Darilaut – Suhu global melonjak dan emisi gas rumah kaca (GRK) mencapai tingkat yang belum pernah terjadi sebelumnya.
Karena itu, Perserikatan Bangsa-Bangsa (PBB) mendesak adanya tindakan iklim yang dramatis untuk menjauhkan dunia dari perubahan iklim yang tidak terkendali dan menyelaraskannya dengan tujuan Perjanjian Paris.
Laporan Kesenjangan Emisi 2023, yang dirilis pada hari Senin oleh Program Lingkungan PBB (UNEP), membawa pesan yang jelas –kecuali negara-negara meningkatkan aksi iklim dan memenuhi lebih dari yang dijanjikan dalam janji mereka pada tahun 2030, dunia akan menuju suhu 2,5-2,9°C atau kenaikan suhu di atas tingkat pra-industri.
Saat menyampaikan laporan dari Nairobi, Direktur Eksekutif UNEP, Inger Andersen, mengatakan, tidak ada orang atau perekonomian yang tidak tersentuh oleh perubahan iklim. Hal ini menggarisbawahi kebutuhan mendesak untuk “berhenti membuat catatan yang tidak diinginkan mengenai emisi gas rumah kaca, suhu global yang tinggi dan cuaca ekstrem.”
“Kita harus menghilangkan kebiasaan lama yang sama,” kata Inger, yaitu ambisi yang tidak memadai dan tindakan yang tidak memadai, dan mulai membuat rekor lain: dalam pengurangan emisi, dalam transisi yang ramah lingkungan dan adil, serta dalam pendanaan iklim.
Untuk kembali ke jalur kenaikan suhu sebesar 2°C di atas tingkat pra-industri, emisi harus dikurangi setidaknya 28 persen dibandingkan dengan skenario saat ini.
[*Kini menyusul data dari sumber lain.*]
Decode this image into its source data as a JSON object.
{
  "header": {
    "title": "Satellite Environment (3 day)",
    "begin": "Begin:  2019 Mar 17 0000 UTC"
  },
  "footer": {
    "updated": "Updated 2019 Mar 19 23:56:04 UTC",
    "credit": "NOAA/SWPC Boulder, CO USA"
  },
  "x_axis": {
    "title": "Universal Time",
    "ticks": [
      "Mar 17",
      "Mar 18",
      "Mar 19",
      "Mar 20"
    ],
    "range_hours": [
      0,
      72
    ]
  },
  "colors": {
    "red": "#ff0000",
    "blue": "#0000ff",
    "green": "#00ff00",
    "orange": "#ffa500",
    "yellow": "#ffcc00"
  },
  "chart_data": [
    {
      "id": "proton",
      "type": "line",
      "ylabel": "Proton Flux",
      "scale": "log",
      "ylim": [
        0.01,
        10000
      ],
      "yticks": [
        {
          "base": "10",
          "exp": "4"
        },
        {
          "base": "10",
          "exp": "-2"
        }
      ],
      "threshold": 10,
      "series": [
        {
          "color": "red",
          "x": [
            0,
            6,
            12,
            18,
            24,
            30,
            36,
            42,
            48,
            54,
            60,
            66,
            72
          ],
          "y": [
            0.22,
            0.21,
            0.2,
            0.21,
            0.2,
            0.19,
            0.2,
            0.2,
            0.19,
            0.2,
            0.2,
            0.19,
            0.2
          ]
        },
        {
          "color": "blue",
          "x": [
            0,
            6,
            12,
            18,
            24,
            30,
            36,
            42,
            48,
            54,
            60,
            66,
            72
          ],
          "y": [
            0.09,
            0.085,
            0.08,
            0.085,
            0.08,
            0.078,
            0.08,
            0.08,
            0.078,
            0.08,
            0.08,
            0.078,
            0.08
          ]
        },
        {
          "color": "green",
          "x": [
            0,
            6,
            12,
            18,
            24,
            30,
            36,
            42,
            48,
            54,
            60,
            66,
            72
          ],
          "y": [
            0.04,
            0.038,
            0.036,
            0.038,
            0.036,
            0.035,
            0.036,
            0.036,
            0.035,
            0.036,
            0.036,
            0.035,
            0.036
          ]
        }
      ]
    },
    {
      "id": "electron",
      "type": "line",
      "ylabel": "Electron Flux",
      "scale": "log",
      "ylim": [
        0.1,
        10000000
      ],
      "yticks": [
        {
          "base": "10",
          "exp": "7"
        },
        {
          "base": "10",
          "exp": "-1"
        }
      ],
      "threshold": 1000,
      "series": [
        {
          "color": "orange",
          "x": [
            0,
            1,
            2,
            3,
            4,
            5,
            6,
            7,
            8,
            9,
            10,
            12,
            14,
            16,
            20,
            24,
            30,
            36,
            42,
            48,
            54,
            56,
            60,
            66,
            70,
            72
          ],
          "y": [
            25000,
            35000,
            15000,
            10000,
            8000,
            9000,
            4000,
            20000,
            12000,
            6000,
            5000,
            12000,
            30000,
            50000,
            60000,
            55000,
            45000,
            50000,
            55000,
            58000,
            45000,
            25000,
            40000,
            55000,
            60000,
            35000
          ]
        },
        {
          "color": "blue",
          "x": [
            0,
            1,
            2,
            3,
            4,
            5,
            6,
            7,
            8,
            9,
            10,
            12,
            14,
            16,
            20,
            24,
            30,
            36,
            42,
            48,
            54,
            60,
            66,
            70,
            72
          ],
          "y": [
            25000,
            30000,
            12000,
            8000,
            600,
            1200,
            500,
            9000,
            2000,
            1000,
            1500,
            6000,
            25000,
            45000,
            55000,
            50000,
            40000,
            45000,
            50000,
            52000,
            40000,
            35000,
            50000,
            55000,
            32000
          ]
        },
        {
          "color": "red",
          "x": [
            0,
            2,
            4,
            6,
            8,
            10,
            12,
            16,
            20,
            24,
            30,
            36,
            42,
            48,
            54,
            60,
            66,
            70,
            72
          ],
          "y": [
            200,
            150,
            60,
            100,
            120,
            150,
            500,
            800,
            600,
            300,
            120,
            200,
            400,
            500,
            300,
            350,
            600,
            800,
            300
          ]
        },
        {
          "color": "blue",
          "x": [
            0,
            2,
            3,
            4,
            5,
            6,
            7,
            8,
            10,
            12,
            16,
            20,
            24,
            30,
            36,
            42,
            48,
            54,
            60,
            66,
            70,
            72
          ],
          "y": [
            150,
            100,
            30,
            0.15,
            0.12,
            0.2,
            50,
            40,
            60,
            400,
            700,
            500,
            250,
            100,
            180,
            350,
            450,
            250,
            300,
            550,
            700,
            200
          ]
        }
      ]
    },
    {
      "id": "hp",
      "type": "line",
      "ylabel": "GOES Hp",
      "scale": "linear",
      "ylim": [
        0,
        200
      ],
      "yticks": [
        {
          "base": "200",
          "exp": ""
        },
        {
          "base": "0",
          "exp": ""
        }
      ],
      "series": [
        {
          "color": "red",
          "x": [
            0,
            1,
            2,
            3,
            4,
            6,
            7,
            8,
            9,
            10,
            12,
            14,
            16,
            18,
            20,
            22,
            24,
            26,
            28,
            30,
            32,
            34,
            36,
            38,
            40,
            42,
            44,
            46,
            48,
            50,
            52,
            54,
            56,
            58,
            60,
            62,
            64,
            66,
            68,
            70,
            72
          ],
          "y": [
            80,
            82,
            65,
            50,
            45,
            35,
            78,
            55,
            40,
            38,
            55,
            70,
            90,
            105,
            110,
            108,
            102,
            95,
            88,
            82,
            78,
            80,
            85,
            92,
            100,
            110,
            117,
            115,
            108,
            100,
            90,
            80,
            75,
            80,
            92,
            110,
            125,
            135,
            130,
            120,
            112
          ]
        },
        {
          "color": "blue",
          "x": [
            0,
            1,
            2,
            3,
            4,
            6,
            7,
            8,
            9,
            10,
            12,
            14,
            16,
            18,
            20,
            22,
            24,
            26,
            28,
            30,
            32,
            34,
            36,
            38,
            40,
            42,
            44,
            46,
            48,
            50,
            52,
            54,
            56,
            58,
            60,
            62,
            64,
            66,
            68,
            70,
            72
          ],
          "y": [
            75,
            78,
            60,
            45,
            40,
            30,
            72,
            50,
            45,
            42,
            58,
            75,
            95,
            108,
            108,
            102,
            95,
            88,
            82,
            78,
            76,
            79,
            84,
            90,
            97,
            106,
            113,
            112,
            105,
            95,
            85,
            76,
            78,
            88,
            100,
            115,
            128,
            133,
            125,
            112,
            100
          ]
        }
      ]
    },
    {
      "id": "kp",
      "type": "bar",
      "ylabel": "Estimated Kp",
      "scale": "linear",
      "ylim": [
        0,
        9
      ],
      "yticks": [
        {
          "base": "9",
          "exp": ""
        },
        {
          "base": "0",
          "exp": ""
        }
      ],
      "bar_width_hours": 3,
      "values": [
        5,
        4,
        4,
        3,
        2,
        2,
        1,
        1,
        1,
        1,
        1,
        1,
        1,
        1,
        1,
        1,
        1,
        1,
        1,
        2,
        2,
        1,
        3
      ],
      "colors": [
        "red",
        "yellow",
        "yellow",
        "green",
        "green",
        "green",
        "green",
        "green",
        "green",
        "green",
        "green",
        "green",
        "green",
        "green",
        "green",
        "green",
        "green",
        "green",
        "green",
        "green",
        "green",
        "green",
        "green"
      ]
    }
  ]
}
Untuk mencapai batas 1,5°C diperlukan pengurangan sebesar 42 persen.
Jika tidak ada perubahan, pada tahun 2030, emisi akan menjadi 22 Gigaton lebih tinggi dari batas yang diizinkan sebesar 1,5°C – kira-kira sama dengan total emisi tahunan Amerika Serikat, Tiongkok, dan Uni Eropa (UE) saat ini.
Menjembatani Benua
Pesan Inger Andersen (dari Afrika) mendapat dukungan tegas dari belahan dunia lain, di New York, di mana Sekretaris Jenderal Antonio Guterres mengeluarkan seruan yang kuat kepada para pemimpin dunia.
“Kesenjangan emisi lebih seperti jurang emisi – jurang yang penuh dengan ingkar janji, kehidupan yang hancur, dan rekor yang rusak,” katanya, seraya menekankan bahwa perubahan harus dimulai dari atas.
“Semua ini adalah kegagalan kepemimpinan, pengkhianatan terhadap kelompok rentan, dan hilangnya peluang secara besar-besaran.”
Mengulangi bahwa energi terbarukan tidak pernah semurah atau semudah ini, Sekjen PBB mendesak para pemimpin “untuk menghilangkan akar racun dari krisis iklim: bahan bakar fosil.”
Guterres mengimbau negara-negara untuk berkomitmen menghapus bahan bakar fosil secara bertahap dengan jangka waktu yang jelas sesuai dengan batas 1,5°C.
Untuk negara-negara yang belum melakukan hal tersebut, mengumumkan kontribusi mereka terhadap Dana Iklim Hijau dan Dana Kerugian dan Perubahan Iklim yang baru.
COP28
Permohonan ini diajukan hanya sepuluh hari sebelum konferensi perubahan iklim COP28 di Dubai dimulai, di mana Inventarisasi Global pertama dari implementasi Perjanjian Paris akan menyimpulkan dan menginformasikan putaran Kontribusi Nasional (NDC) berikutnya yang harus diserahkan oleh negara-negara pada tahun ini.
Ambisi global dalam putaran NDC berikutnya harus membawa emisi gas rumah kaca pada tahun 2035 ke tingkat yang konsisten dengan jalur 2°C dan 1,5°C.
Dalam skenario yang paling optimis, ketika semua NDC bersyarat dan janji net-zero dipenuhi, pembatasan kenaikan suhu hingga 2,0°C dapat dicapai.
Namun, janji net-zero saat ini dianggap tidak kredibel: tidak ada negara G20 yang mengurangi emisi dengan kecepatan yang konsisten dengan target net-zero mereka.
Bahkan dalam skenario yang paling optimis sekalipun, kemungkinan membatasi pemanasan hingga 1,5°C hanya sebesar 14 persen.